After that woman broke my heart, I was beginning to have thoughts that maybe I should try to start pleasuring myself again and try to feel comfortable with myself, which I ended up talking about with my mom, and she talked me into letting her get me vibrators. I’m glad she did buy them for me, and I did use them a couple of times before coming home for Spring break, but then Covid hit. Even though my parents encourage me to do it, I just felt incredibly self conscious masturbating while my parents were in the house, so I just didn’t do it, until a few nights ago I found myself thinking, “If I don’t masturbate right now I am going to go out of my mind!”, so I finally did it after nine months, and it felt great.
I felt I should have been happy that I finally did it, but instead I kind of felt depressed, maybe because I probably won’t be able to lose my virginity until I am 22 or 23 years old given the global circumstances, and I want to do it with someone who treats me well. I also thought that even if I can’t have sex, now might finally be a good time to finally start feeling comfortable with myself.
I don’t watch porn, the idea of it makes me uncomfortable, instead I masturbate to movies/TV episodes that have my celebrity crushes, and I definitely have one picked out. Like I said earlier, I love older movies, so lot of my celebrity crushes were their cutest in during the 50s-80s, and my current celeb crush was just adorable when he was in his 20s.
I started thinking about masturbation again when I watched a movie of his that was horrible, but had the most satisfying sex scene I have ever watched, I thought I would come back to that scene and pleasure myself, but its been over a month, and I haven’t done it yet. I want to take it a step further though, he is in a B movie that I watched back in October, the night before my birthday, and I had a blast watching it. I want to turn on that movie, dress up like his character, say his lines, and have an extended masturbation session. To some extent, I want to become him while I do it.
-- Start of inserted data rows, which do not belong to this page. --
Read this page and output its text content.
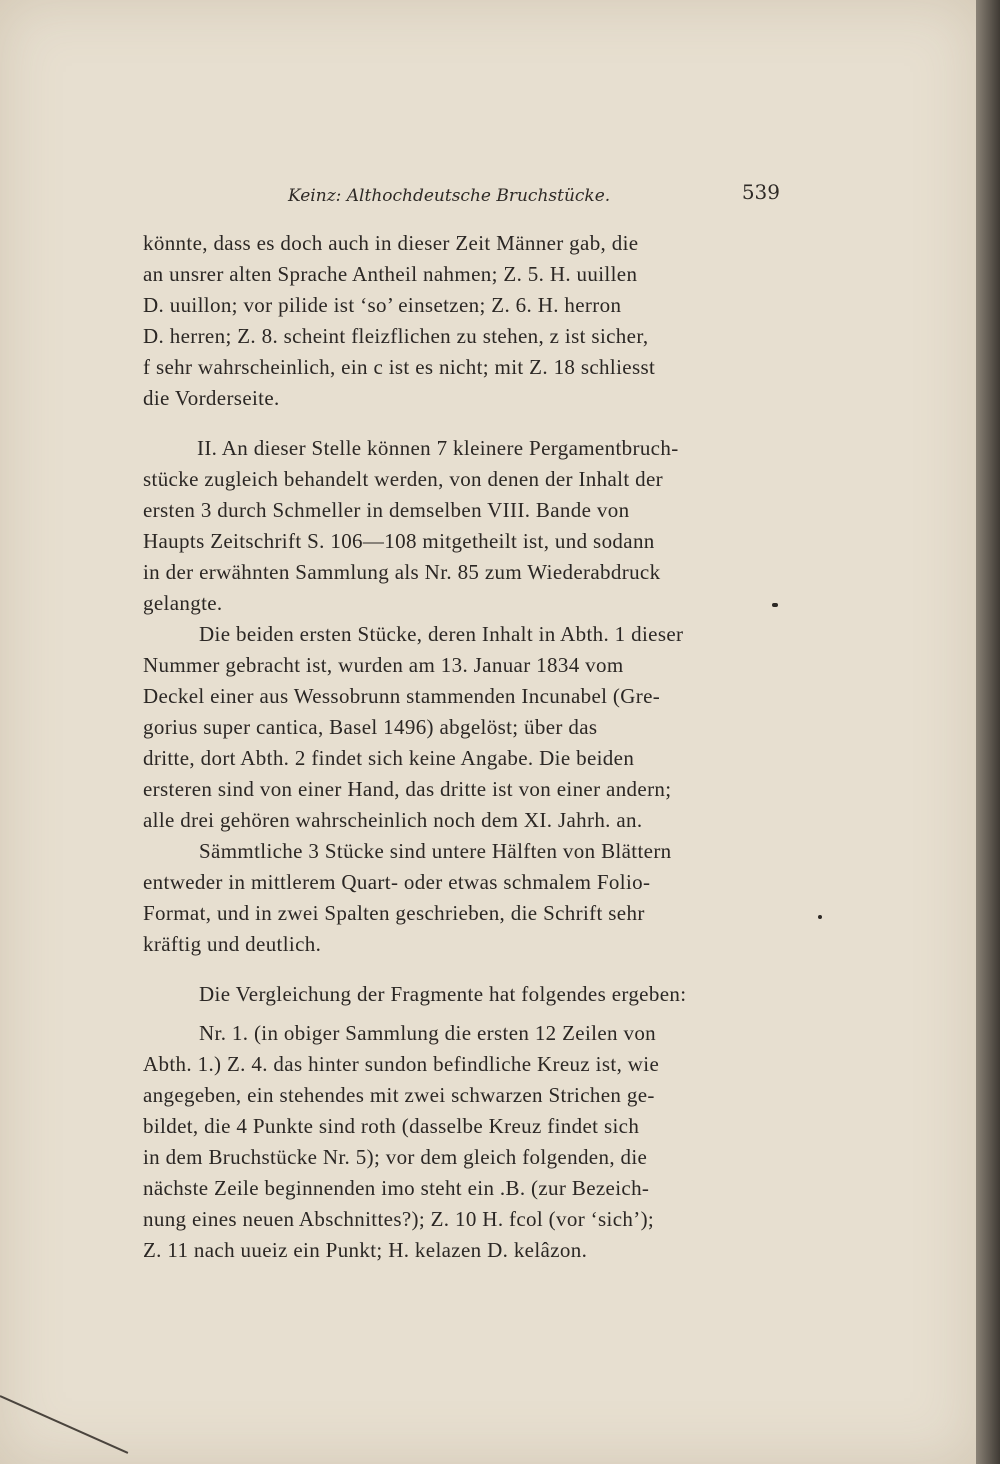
Keinz: Althochdeutsche Bruchstücke.	539
könnte, dass es doch auch in dieser Zeit Männer gab, die
an unsrer alten Sprache Antheil nahmen; Z. 5. H. uuillen
D. uuillon; vor pilide ist ‘so’ einsetzen; Z. 6. H. herron
D. herren; Z. 8. scheint fleizflichen zu stehen, z ist sicher,
f sehr wahrscheinlich, ein c ist es nicht; mit Z. 18 schliesst
die Vorderseite.
II. An dieser Stelle können 7 kleinere Pergamentbruch-
stücke zugleich behandelt werden, von denen der Inhalt der
ersten 3 durch Schmeller in demselben VIII. Bande von
Haupts Zeitschrift S. 106—108 mitgetheilt ist, und sodann
in der erwähnten Sammlung als Nr. 85 zum Wiederabdruck
gelangte.
Die beiden ersten Stücke, deren Inhalt in Abth. 1 dieser
Nummer gebracht ist, wurden am 13. Januar 1834 vom
Deckel einer aus Wessobrunn stammenden Incunabel (Gre-
gorius super cantica, Basel 1496) abgelöst; über das
dritte, dort Abth. 2 findet sich keine Angabe. Die beiden
ersteren sind von einer Hand, das dritte ist von einer andern;
alle drei gehören wahrscheinlich noch dem XI. Jahrh. an.
Sämmtliche 3 Stücke sind untere Hälften von Blättern
entweder in mittlerem Quart- oder etwas schmalem Folio-
Format, und in zwei Spalten geschrieben, die Schrift sehr
kräftig und deutlich.
Die Vergleichung der Fragmente hat folgendes ergeben:
Nr. 1. (in obiger Sammlung die ersten 12 Zeilen von
Abth. 1.) Z. 4. das hinter sundon befindliche Kreuz ist, wie
angegeben, ein stehendes mit zwei schwarzen Strichen ge-
bildet, die 4 Punkte sind roth (dasselbe Kreuz findet sich
in dem Bruchstücke Nr. 5); vor dem gleich folgenden, die
nächste Zeile beginnenden imo steht ein .B. (zur Bezeich-
nung eines neuen Abschnittes?); Z. 10 H. fcol (vor ‘sich’);
Z. 11 nach uueiz ein Punkt; H. kelazen D. kelâzon.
These thoughts were getting a little overwhelming, so I messaged someone who was friends with my parents who would be good to talk to about this, and she is going to continue talking with me, but she also recommended me to you. She does approve of my idea. I just feel self conscious doing it while my parents are in the house. They say if I need privacy, just let them know, but then they would know I was doing it. I would also be rounding up some props, which I might have to ask them where certain things are, and I don’t want them to know my plan, and I don’t want to be questioned about wanting certain things, but the friend of my parents says they won’t judge me.
I think I’m finally ready to start exploring myself, what can I do to help myself feel comfortable, and to give this experience I want to have my all?